Transect: een plakje ‘systeem’

Stichting Civitas Naturalis beoogt bij te dragen aan adequate diagnose van het systeem dat zich rondom een maatschappelijk vraagstuk gevormd heeft. Systeemdiagnose is niet zo eenvoudig. Er zijn verschillende wegen die naar Rome leiden. Eén daarvan is het transect, een doorsnede en zij-aanzicht van het systeem zoals het zich feitelijk voordoet. Het bijzondere van onze aanpak is dat gebruik wordt gemaakt van een specifieke set van instrumenten zoals die zijn ontwikkeld om natuurlijke bossen te bestuderen.

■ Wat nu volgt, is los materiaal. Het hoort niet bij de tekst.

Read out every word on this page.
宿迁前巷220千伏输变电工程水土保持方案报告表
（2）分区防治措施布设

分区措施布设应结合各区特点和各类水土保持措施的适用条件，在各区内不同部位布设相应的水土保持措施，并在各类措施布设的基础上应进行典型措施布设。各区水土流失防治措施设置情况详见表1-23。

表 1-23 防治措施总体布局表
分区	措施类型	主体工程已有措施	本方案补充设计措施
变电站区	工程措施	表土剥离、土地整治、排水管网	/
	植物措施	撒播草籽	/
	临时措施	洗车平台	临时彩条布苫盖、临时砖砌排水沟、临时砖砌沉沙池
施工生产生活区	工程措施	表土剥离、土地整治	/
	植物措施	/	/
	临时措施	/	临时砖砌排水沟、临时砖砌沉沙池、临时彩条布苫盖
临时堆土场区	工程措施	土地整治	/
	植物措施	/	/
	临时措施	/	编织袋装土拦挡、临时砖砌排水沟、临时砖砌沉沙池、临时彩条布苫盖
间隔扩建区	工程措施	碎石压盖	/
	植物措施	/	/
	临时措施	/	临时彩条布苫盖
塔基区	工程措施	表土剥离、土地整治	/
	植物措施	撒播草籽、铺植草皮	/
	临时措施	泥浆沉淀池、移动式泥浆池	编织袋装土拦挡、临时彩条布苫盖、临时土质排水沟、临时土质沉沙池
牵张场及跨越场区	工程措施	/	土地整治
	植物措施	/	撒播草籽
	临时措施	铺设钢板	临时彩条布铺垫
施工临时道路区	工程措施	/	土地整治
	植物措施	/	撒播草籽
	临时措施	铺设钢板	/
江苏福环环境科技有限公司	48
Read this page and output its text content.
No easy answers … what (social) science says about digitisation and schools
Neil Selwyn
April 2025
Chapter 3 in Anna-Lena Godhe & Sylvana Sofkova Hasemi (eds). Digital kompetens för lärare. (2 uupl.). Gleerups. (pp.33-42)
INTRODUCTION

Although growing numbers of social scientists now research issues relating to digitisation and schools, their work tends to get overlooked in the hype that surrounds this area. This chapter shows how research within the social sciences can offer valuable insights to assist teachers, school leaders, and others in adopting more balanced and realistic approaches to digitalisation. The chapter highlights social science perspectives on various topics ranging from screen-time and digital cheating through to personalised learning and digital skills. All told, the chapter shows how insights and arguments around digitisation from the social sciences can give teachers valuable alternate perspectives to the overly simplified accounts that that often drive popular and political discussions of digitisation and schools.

Deze set voor natuurlijke bosecosystemen is ontwikkeld door Prof.dr.ir. Roelof A.A. Oldeman (1974) en is door de stichting getransponeerd naar het ecosysteem van de stad. In dit essay wordt de transectaanpak van bosecosystemen toegelicht.

Verandering in denken

Oldeman et al. (1983) licht de nieuwe aanpak van studie naar het bos toe en gaat in op de oorsprong, aanpak en de intentie van de methode van transectenanalyse. Het gaat in feit in op een langere geschiedenis van traditionele mens- naar ecosysteem gedreven methoden. Elke tijd heeft haar tijdsgeest met eigen denkwijzen en aannames. Het genoemde artikel geeft een iconisch tijdsbeeld van de overgang tussen deze twee werelden, waarin wij ons thans bevinden:

“Gedurende ruim twee eeuwen bosbouwkundig beheer en onderzoek zijn allerlei methoden ontwikkeld om momentopnamen van bos te maken en vast te leggen. Op basis van zulke gegevens moesten de geschiktheid van bos voor bepaalde functies en de prognoses voor de bosontwikkelingen worden vastgesteld. Vooral in de eerste van deze twee eeuwen lag er een zwaar accent op herstel van gedegradeerde bossen en op houtproduktie in een nogal houtarm geworden West Europa. Daarom kwam bij de meettechnieken het zwaartepunt te liggen bij houtvolume en aanwas van bomen. De resultaten werden en worden meestal vastgelegd in statistische kengetallen, zoals stamtal, opperhoogte, gemiddelde hoogte, gemiddelde diameter al dan niet met spreiding of “range”, grondvlak, volume of lopende en gemiddelde aanwas. Daarnaast worden grootheden als kroonbedekkingsgraad, mengverhouding in meersoortige bossen of diameterverdeling in uitkapbossen bepaald….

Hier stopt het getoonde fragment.